C’est dans sa ville natale, Lille, qu’il a étudié la musique et l’histoire de l’art. Collaborateur de Maurice Fleuret au Festival de Lille puis au ministère de la Culture de 1980 à 1987, il a ensuite dirigé le Festival de Lille (1988), l’association Ile-de-France Opéra et Ballet (1989-1993) et la programmation de l’Auditorium et de l’Orchestre National de Lyon (1994-1998).

De retour au ministère de la Culture où il occupe les fonctions de conseiller pour la musique à la direction de la Musique, de la Danse, du Théâtre et des Spectacles (1998-2001), il a été par la suite directeur artistique des Editions Salabert et, à l’Opéra de Paris, conseiller d’Hugues Gall.

De janvier 2005 à décembre 2017, Alain Surrans a été directeur de l’Opéra de Rennes.

En 2011, il devient président de la Chambre Professionnelle des Directeurs d’Opéra (CPDO) et œuvre à son rapprochement avec le Syndicat des Orchestres (Synolyr) qui aboutit à la fusion des deux organisations patronales en une seule, Les Forces Musicales, dont il sera le premier président de 2015 à 2017.

Parallèlement à ces activités, Alain Surrans est président, depuis sa création, du Centre de Développement Chorégraphique de Château-Thierry (Aisne), mais aussi vice-président de l’Orchestre Français des Jeunes et de la Bibliothèque Musicale La Grange – Fleuret à Paris.

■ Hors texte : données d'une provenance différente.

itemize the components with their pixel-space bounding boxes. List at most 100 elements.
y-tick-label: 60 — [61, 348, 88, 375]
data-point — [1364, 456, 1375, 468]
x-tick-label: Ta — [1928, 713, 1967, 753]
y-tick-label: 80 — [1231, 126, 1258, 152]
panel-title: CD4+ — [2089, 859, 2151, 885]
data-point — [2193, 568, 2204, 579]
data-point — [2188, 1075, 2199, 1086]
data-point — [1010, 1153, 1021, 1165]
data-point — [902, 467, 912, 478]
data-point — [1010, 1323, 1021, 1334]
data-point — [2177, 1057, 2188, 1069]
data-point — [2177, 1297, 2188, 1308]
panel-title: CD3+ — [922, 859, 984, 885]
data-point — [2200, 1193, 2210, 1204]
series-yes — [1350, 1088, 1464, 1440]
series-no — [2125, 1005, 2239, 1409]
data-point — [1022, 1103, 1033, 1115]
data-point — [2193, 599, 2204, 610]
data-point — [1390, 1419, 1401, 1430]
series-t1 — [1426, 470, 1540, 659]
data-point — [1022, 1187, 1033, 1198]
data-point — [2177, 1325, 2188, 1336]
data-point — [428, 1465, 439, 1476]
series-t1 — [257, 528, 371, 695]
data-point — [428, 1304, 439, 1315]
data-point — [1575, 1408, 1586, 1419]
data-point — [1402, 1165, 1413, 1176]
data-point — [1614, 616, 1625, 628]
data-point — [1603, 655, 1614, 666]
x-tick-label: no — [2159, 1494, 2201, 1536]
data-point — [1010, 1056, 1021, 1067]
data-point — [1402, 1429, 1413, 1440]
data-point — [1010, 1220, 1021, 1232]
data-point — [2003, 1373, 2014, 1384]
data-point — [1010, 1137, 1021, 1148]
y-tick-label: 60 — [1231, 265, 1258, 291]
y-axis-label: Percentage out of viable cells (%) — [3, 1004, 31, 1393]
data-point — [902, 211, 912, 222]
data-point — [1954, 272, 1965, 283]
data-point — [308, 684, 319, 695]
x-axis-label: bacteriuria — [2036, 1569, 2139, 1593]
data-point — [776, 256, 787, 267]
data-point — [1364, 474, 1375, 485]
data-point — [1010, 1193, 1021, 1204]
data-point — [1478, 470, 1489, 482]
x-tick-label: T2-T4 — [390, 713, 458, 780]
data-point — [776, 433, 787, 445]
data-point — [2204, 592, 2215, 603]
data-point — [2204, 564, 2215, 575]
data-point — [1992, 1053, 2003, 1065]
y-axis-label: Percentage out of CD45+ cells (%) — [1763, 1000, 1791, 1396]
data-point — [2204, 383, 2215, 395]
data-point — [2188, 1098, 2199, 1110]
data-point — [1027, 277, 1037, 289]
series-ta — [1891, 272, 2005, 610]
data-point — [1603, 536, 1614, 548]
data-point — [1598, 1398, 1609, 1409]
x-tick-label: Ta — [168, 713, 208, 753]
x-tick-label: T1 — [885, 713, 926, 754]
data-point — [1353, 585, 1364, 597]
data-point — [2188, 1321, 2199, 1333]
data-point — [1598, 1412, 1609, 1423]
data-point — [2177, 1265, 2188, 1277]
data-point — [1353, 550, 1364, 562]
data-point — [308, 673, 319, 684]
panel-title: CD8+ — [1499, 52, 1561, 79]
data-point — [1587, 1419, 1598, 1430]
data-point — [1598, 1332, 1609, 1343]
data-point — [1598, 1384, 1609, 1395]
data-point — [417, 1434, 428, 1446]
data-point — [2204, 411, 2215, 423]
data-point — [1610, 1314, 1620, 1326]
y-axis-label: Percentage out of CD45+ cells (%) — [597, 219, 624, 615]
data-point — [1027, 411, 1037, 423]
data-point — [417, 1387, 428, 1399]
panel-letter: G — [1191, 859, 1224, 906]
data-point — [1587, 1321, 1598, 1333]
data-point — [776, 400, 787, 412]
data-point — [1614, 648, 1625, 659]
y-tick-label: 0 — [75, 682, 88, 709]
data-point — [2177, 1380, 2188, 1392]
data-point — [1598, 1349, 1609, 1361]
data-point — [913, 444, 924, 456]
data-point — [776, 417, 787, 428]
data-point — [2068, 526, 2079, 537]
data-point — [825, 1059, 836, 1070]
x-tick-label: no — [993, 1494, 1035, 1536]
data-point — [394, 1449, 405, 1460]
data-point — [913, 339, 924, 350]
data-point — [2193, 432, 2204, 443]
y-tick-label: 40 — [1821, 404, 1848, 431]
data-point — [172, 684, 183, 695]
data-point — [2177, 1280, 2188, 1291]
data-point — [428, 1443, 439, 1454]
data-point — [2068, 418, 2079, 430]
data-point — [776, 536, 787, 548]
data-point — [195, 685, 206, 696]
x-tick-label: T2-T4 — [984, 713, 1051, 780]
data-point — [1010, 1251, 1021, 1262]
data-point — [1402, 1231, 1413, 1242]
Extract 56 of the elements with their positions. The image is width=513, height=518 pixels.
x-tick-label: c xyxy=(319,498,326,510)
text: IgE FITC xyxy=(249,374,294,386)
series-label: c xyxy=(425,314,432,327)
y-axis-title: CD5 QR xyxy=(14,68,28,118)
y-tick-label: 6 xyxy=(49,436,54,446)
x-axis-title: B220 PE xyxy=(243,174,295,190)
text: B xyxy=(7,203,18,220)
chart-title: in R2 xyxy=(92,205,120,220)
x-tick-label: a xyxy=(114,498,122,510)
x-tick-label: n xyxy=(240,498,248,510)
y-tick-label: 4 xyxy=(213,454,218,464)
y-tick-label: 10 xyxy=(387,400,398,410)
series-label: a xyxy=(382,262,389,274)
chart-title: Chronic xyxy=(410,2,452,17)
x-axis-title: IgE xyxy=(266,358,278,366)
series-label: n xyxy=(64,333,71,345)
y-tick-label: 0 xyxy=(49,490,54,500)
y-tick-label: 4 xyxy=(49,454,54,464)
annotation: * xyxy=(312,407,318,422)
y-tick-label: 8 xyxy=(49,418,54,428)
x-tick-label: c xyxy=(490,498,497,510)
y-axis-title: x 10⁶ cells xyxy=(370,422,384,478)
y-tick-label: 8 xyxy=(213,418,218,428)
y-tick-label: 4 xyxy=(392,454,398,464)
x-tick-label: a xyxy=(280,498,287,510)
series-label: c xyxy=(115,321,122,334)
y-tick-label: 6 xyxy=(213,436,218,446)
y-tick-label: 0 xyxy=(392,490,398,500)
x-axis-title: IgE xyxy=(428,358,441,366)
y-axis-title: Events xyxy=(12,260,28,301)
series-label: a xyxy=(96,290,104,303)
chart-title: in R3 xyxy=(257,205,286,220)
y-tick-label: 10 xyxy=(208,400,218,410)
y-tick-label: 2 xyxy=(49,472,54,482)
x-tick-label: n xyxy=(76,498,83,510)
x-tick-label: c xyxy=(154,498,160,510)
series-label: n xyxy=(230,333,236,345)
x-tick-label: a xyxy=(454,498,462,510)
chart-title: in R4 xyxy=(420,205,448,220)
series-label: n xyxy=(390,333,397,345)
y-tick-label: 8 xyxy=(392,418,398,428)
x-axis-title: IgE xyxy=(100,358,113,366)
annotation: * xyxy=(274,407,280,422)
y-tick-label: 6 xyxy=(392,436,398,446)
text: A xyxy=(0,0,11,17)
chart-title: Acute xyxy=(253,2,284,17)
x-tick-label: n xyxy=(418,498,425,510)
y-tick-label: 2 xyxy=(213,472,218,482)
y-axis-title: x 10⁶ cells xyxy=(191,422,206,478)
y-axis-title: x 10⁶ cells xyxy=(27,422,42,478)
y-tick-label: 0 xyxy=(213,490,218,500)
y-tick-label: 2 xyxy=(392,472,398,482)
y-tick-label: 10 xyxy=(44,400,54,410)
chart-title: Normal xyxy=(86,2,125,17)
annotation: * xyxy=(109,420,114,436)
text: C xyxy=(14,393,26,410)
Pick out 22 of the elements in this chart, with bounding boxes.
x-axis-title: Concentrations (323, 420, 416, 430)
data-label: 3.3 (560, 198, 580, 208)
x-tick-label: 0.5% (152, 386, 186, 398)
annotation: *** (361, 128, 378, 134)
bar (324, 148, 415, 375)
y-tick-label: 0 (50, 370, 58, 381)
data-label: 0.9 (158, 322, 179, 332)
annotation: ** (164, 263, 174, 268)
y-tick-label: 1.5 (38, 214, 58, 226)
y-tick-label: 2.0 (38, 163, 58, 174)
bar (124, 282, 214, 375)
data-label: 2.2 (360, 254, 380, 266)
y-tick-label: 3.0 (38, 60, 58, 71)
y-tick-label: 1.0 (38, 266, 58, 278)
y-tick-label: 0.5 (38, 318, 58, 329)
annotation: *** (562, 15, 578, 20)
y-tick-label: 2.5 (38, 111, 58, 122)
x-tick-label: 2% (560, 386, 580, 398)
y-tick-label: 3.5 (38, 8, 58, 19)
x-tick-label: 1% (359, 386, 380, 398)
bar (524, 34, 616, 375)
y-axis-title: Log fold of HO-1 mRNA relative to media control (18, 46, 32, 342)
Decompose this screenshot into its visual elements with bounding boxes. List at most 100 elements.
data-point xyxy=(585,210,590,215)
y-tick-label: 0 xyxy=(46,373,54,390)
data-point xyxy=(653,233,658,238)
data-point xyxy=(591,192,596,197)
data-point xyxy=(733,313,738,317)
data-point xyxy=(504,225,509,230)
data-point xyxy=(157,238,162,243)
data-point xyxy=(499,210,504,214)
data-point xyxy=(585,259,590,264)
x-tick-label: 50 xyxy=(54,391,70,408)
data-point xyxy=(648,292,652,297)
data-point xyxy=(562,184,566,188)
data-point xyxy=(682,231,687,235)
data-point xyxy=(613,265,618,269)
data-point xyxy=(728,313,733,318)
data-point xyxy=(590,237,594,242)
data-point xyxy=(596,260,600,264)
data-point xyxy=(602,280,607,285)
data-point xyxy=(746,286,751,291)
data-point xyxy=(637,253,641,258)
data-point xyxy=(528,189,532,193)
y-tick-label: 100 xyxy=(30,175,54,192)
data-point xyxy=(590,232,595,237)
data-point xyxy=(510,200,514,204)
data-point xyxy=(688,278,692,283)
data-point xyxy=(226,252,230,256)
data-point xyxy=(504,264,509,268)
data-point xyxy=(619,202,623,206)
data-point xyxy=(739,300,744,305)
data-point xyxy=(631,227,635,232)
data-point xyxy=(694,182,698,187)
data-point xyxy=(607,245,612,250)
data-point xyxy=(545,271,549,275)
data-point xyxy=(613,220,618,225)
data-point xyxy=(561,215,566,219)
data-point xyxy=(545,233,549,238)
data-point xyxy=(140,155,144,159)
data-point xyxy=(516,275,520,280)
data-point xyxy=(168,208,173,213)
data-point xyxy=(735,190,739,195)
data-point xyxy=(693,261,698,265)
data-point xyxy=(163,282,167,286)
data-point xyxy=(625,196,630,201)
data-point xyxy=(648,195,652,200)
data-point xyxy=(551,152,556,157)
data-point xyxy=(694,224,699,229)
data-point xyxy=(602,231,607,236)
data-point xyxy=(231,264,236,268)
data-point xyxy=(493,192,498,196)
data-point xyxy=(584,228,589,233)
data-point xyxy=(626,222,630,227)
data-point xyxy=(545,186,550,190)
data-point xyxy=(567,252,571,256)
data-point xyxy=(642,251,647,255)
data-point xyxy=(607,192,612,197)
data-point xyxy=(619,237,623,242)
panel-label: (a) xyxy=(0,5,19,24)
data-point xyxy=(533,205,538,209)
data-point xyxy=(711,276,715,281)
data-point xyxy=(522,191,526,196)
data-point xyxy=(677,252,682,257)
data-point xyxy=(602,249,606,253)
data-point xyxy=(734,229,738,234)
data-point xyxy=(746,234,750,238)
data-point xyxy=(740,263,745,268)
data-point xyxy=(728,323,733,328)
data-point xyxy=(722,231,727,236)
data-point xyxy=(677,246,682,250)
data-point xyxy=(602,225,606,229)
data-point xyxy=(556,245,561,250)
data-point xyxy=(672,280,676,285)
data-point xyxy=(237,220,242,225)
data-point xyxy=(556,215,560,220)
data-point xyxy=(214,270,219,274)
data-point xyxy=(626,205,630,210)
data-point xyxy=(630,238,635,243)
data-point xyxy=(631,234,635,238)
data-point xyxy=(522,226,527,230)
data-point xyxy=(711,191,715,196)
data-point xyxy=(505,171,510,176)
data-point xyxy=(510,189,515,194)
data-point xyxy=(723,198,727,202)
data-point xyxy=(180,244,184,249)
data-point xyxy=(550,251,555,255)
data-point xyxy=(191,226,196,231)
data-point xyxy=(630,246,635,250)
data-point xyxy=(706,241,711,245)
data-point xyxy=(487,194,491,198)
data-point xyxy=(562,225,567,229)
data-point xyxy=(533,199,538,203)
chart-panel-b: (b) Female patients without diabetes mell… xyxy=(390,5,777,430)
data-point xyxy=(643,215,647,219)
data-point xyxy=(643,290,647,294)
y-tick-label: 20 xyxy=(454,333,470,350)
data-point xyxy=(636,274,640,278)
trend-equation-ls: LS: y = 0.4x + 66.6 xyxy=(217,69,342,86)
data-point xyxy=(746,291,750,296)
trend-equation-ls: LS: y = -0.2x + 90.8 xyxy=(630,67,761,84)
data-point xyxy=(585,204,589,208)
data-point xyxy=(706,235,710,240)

Dans les années 1980, il a été parallèlement journaliste et chroniqueur pour Le Nouvel Observateur et Diapason. Il a signé ensuite plusieurs ouvrages sur la musique : Jeux de Massacre (Bernard Coutaz, 1988), Le Regard du Musicien (Plume, 1993), Mauricio Kagel, parcours avec l’orchestre (L’Arche, 1993), Musiciens en voyage (Orchestre Philharmonique de Liège, 2001), L’Abécédaire de l’Orchestre (Association Française des Orchestres, 2009). Il a été le commissaire de nombreuses expositions monographiques à Paris, Lyon, Nancy, Genève et Liège, consacrées notamment à Mahler (1988, 1994), Béla Bartok (1992), Maurice Ravel (1993, 1997), Edgar Varèse (1996), Anton Webern (1998) et Alexandre Zemlinsky (2002).